The wastewater made its way into the Animes River and eventually came down to the San Juan River, prompting a major backlash by government agencies, tribes and private groups.

Water utilities were forced to close the intake valves, and farmers stopped drawing from the rivers as the plume moved downstream.

The tribe said poisonous water flows through the 200-mile river on Navajo land.

“The Gold King Mine Blowout caused damage to entire communities and ecosystems in the Navajo Nation,” Navajo Nation President Jonathan Nez said in a statement. “We held those responsible for plowing or being held responsible, and this agreement is just the beginning.”

Tribe claims are pending against the EPA and its contractors. About 300 individual tribal members have claims pending as part of a separate lawsuit.
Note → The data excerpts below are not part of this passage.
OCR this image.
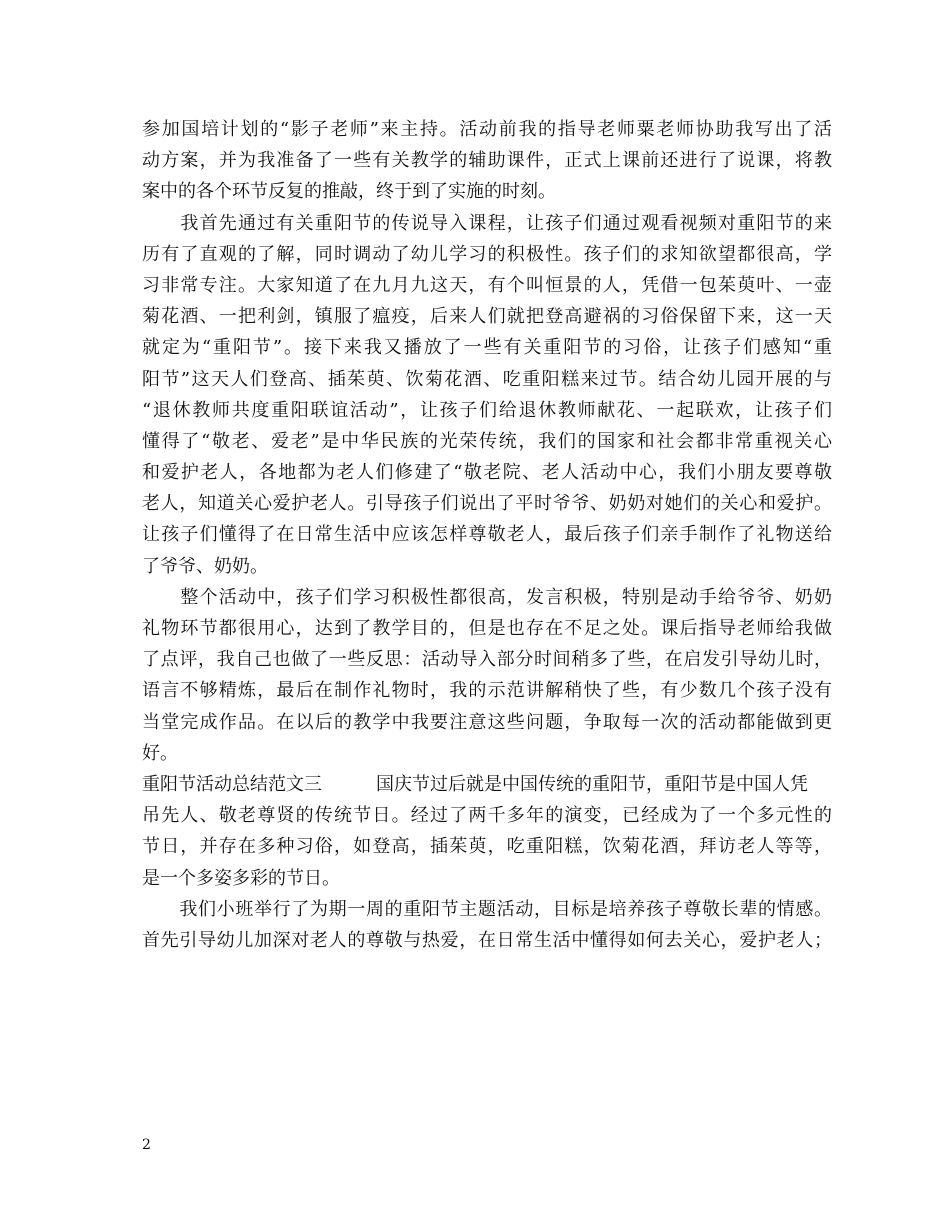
参加国培计划的“影子老师”来主持。活动前我的指导老师粟老师协助我写出了活
动方案，并为我准备了一些有关教学的辅助课件，正式上课前还进行了说课，将教
案中的各个环节反复的推敲，终于到了实施的时刻。
　　我首先通过有关重阳节的传说导入课程，让孩子们通过观看视频对重阳节的来
历有了直观的了解，同时调动了幼儿学习的积极性。孩子们的求知欲望都很高，学
习非常专注。大家知道了在九月九这天，有个叫恒景的人，凭借一包茱萸叶、一壶
菊花酒、一把利剑，镇服了瘟疫，后来人们就把登高避祸的习俗保留下来，这一天
就定为“重阳节”。接下来我又播放了一些有关重阳节的习俗，让孩子们感知“重
阳节”这天人们登高、插茱萸、饮菊花酒、吃重阳糕来过节。结合幼儿园开展的与
“退休教师共度重阳联谊活动”，让孩子们给退休教师献花、一起联欢，让孩子们
懂得了“敬老、爱老”是中华民族的光荣传统，我们的国家和社会都非常重视关心
和爱护老人，各地都为老人们修建了“敬老院、老人活动中心，我们小朋友要尊敬
老人，知道关心爱护老人。引导孩子们说出了平时爷爷、奶奶对她们的关心和爱护。
让孩子们懂得了在日常生活中应该怎样尊敬老人，最后孩子们亲手制作了礼物送给
了爷爷、奶奶。
　　整个活动中，孩子们学习积极性都很高，发言积极，特别是动手给爷爷、奶奶
礼物环节都很用心，达到了教学目的，但是也存在不足之处。课后指导老师给我做
了点评，我自己也做了一些反思：活动导入部分时间稍多了些，在启发引导幼儿时，
语言不够精炼，最后在制作礼物时，我的示范讲解稍快了些，有少数几个孩子没有
当堂完成作品。在以后的教学中我要注意这些问题，争取每一次的活动都能做到更
好。
重阳节活动总结范文三　　　国庆节过后就是中国传统的重阳节，重阳节是中国人凭
吊先人、敬老尊贤的传统节日。经过了两千多年的演变，已经成为了一个多元性的
节日，并存在多种习俗，如登高，插茱萸，吃重阳糕，饮菊花酒，拜访老人等等，
是一个多姿多彩的节日。
　　我们小班举行了为期一周的重阳节主题活动，目标是培养孩子尊敬长辈的情感。
首先引导幼儿加深对老人的尊敬与热爱，在日常生活中懂得如何去关心，爱护老人；
2
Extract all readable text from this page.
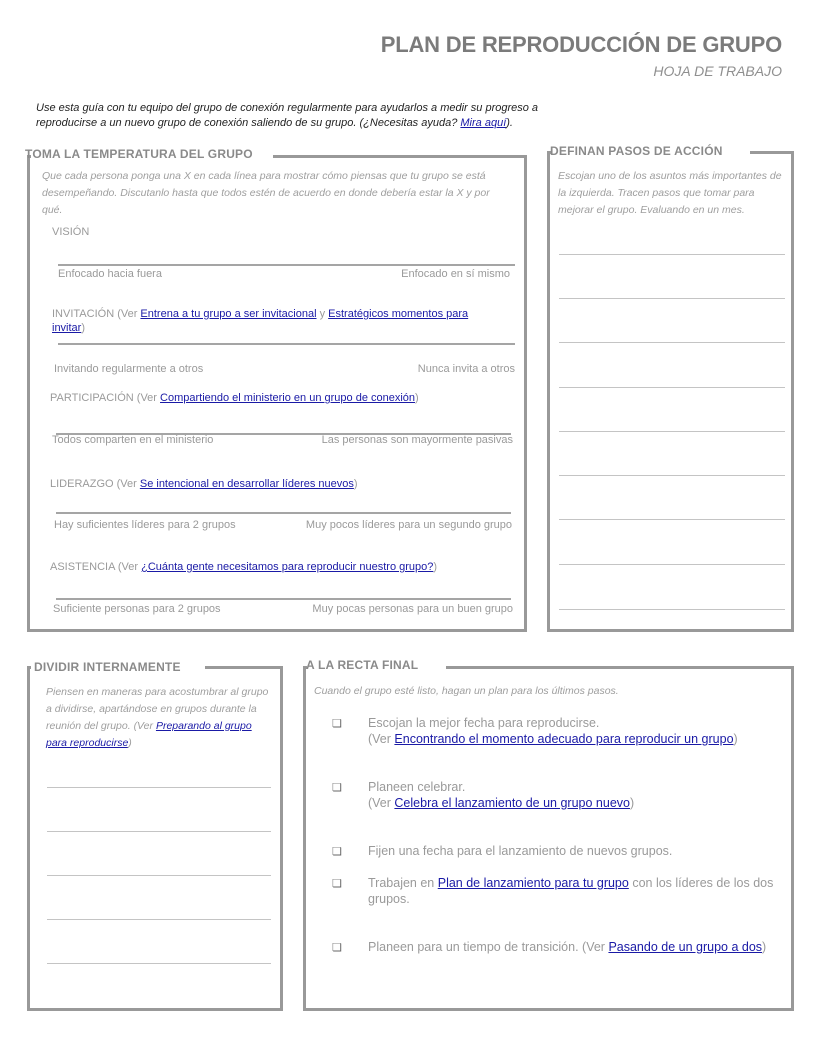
PLAN DE REPRODUCCIÓN DE GRUPO
HOJA DE TRABAJO

Use esta guía con tu equipo del grupo de conexión regularmente para ayudarlos a medir su progreso a reproducirse a un nuevo grupo de conexión saliendo de su grupo. (¿Necesitas ayuda? Mira aquí).

TOMA LA TEMPERATURA DEL GRUPO

Que cada persona ponga una X en cada línea para mostrar cómo piensas que tu grupo se está desempeñando. Discutanlo hasta que todos estén de acuerdo en donde debería estar la X y por qué.

VISIÓN
Enfocado hacia fuera	Enfocado en sí mismo
INVITACIÓN (Ver Entrena a tu grupo a ser invitacional y Estratégicos momentos para invitar)
Invitando regularmente a otros	Nunca invita a otros
PARTICIPACIÓN (Ver Compartiendo el ministerio en un grupo de conexión)
Todos comparten en el ministerio	Las personas son mayormente pasivas
LIDERAZGO (Ver Se intencional en desarrollar líderes nuevos)
Hay suficientes líderes para 2 grupos	Muy pocos líderes para un segundo grupo
ASISTENCIA (Ver ¿Cuánta gente necesitamos para reproducir nuestro grupo?)
Suficiente personas para 2 grupos	Muy pocas personas para un buen grupo
DEFINAN PASOS DE ACCIÓN

Escojan uno de los asuntos más importantes de la izquierda. Tracen pasos que tomar para mejorar el grupo. Evaluando en un mes.

DIVIDIR INTERNAMENTE

Piensen en maneras para acostumbrar al grupo a dividirse, apartándose en grupos durante la reunión del grupo. (Ver Preparando al grupo para reproducirse)

A LA RECTA FINAL

Cuando el grupo esté listo, hagan un plan para los últimos pasos.

❏ Escojan la mejor fecha para reproducirse.
(Ver Encontrando el momento adecuado para reproducir un grupo)
❏ Planeen celebrar.
(Ver Celebra el lanzamiento de un grupo nuevo)
❏ Fijen una fecha para el lanzamiento de nuevos grupos.
❏ Trabajen en Plan de lanzamiento para tu grupo con los líderes de los dos grupos.
❏ Planeen para un tiempo de transición. (Ver Pasando de un grupo a dos)
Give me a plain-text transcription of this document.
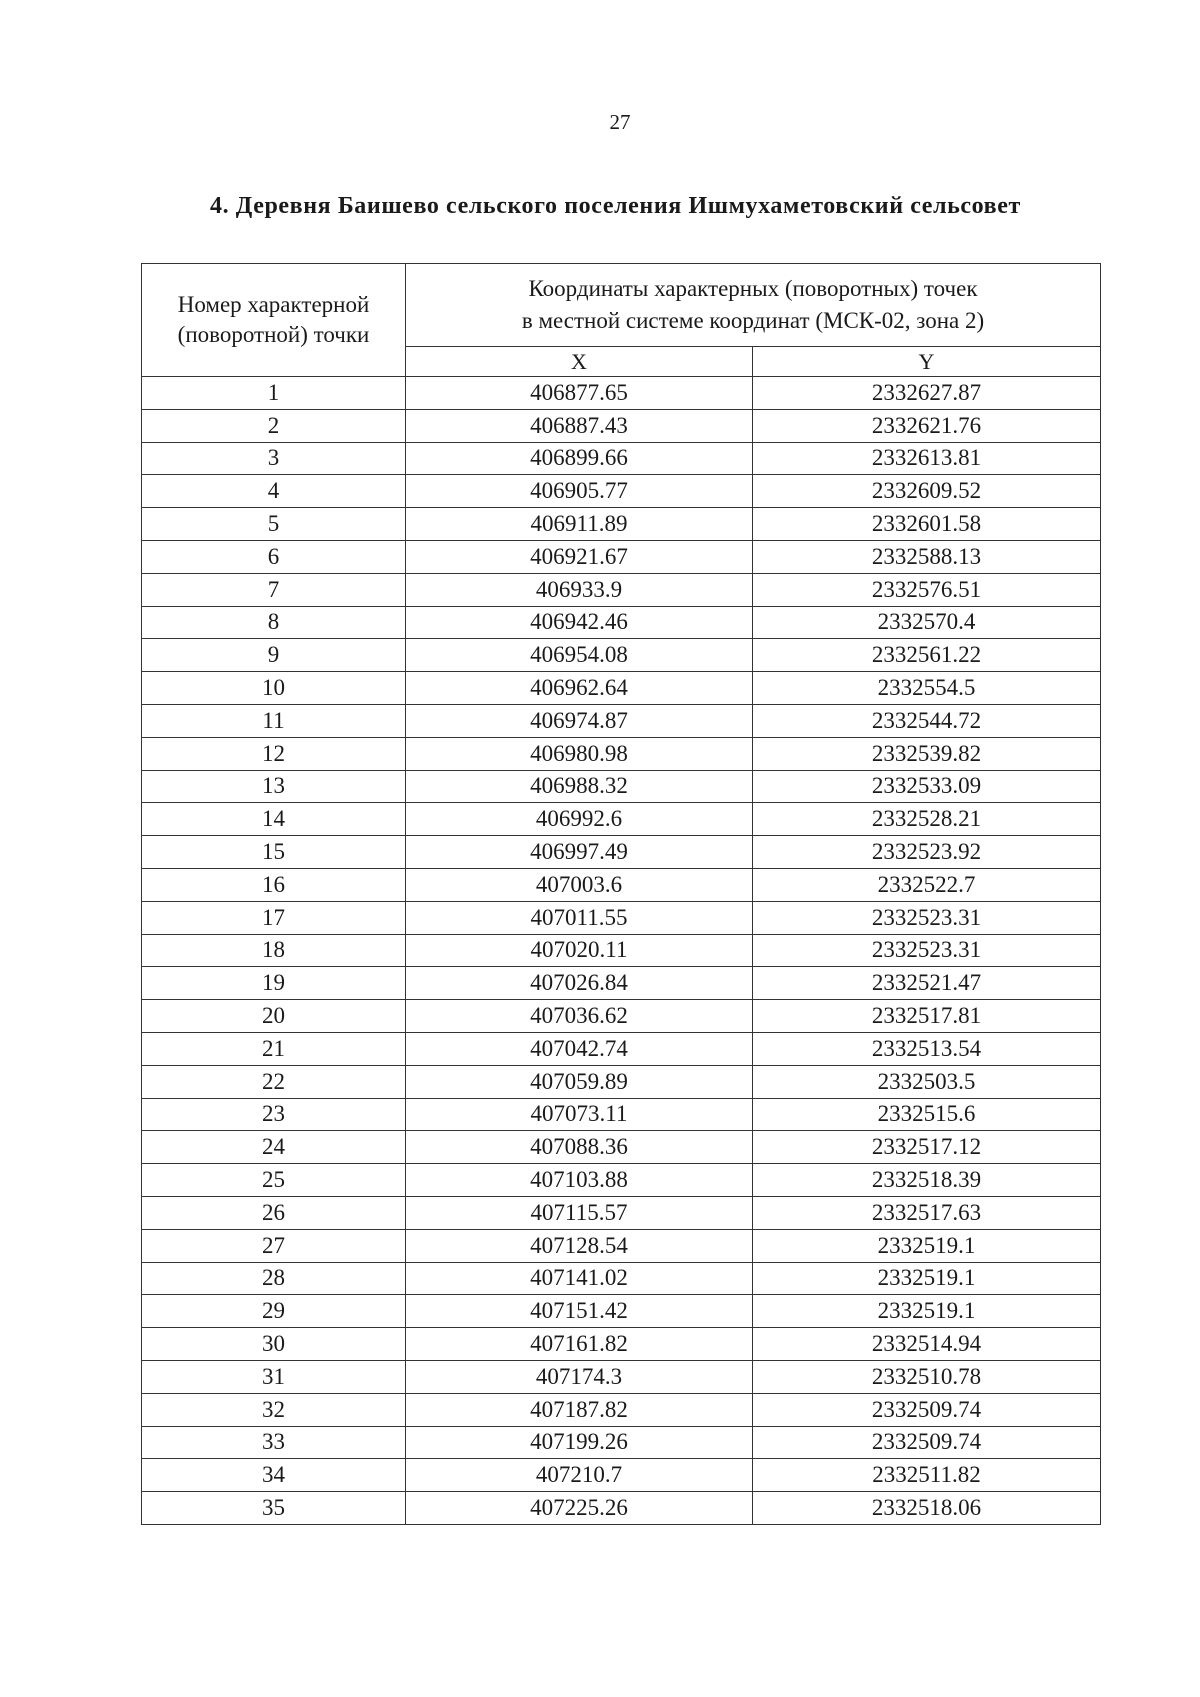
27
4. Деревня Баишево сельского поселения Ишмухаметовский сельсовет
Номер характерной (поворотной) точки	Координаты характерных (поворотных) точек
в местной системе координат (МСК-02, зона 2)	

	X	Y
1	406877.65	2332627.87
2	406887.43	2332621.76
3	406899.66	2332613.81
4	406905.77	2332609.52
5	406911.89	2332601.58
6	406921.67	2332588.13
7	406933.9	2332576.51
8	406942.46	2332570.4
9	406954.08	2332561.22
10	406962.64	2332554.5
11	406974.87	2332544.72
12	406980.98	2332539.82
13	406988.32	2332533.09
14	406992.6	2332528.21
15	406997.49	2332523.92
16	407003.6	2332522.7
17	407011.55	2332523.31
18	407020.11	2332523.31
19	407026.84	2332521.47
20	407036.62	2332517.81
21	407042.74	2332513.54
22	407059.89	2332503.5
23	407073.11	2332515.6
24	407088.36	2332517.12
25	407103.88	2332518.39
26	407115.57	2332517.63
27	407128.54	2332519.1
28	407141.02	2332519.1
29	407151.42	2332519.1
30	407161.82	2332514.94
31	407174.3	2332510.78
32	407187.82	2332509.74
33	407199.26	2332509.74
34	407210.7	2332511.82
35	407225.26	2332518.06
Nez said: “It is time that the United States fulfills its promise to the Navajo Nation and provides the necessary relief for the victims from which the Navajo Nation and its people are born.”

The EPA under the Obama administration claimed that water quality had quickly returned to pre-spill levels. But New Mexico officials, tribal leaders, and others voiced ongoing concerns about collecting heavy metals in the sediment and causing a stir every time rain or snowfall resulted.

State officials said the Animus Valley is now well within irrigation standards. But farmers are left behind stigma due to low sales.

New Mexico Attorney General Hector Baldrus, who is shepherding the state’s legal claims, said in a statement that he was happy to settle this part of the case and it is a step toward holding polluters accountable.

“It is now the American EPA, who should step up and take responsibility,” Baldas said. I will continue to fight the federal government in particular to protect our most vulnerable communities and the pristine environment, which should also be attributed to these communities. . “

In August, the US government settled a lawsuit brought by the state of Utah, which the state had initially received as damages.

In that case, the EPA agreed to spend $ 220 million of its own funds to finance $ 3 million in Utah clean water projects and to clean up abandoned mine sites in Colorado and Utah.

Following the spill, the EPA designated the Gold King and 47 other mining sites as the Superfund Cleanup District. The agency is still reviewing comprehensive cleaning options.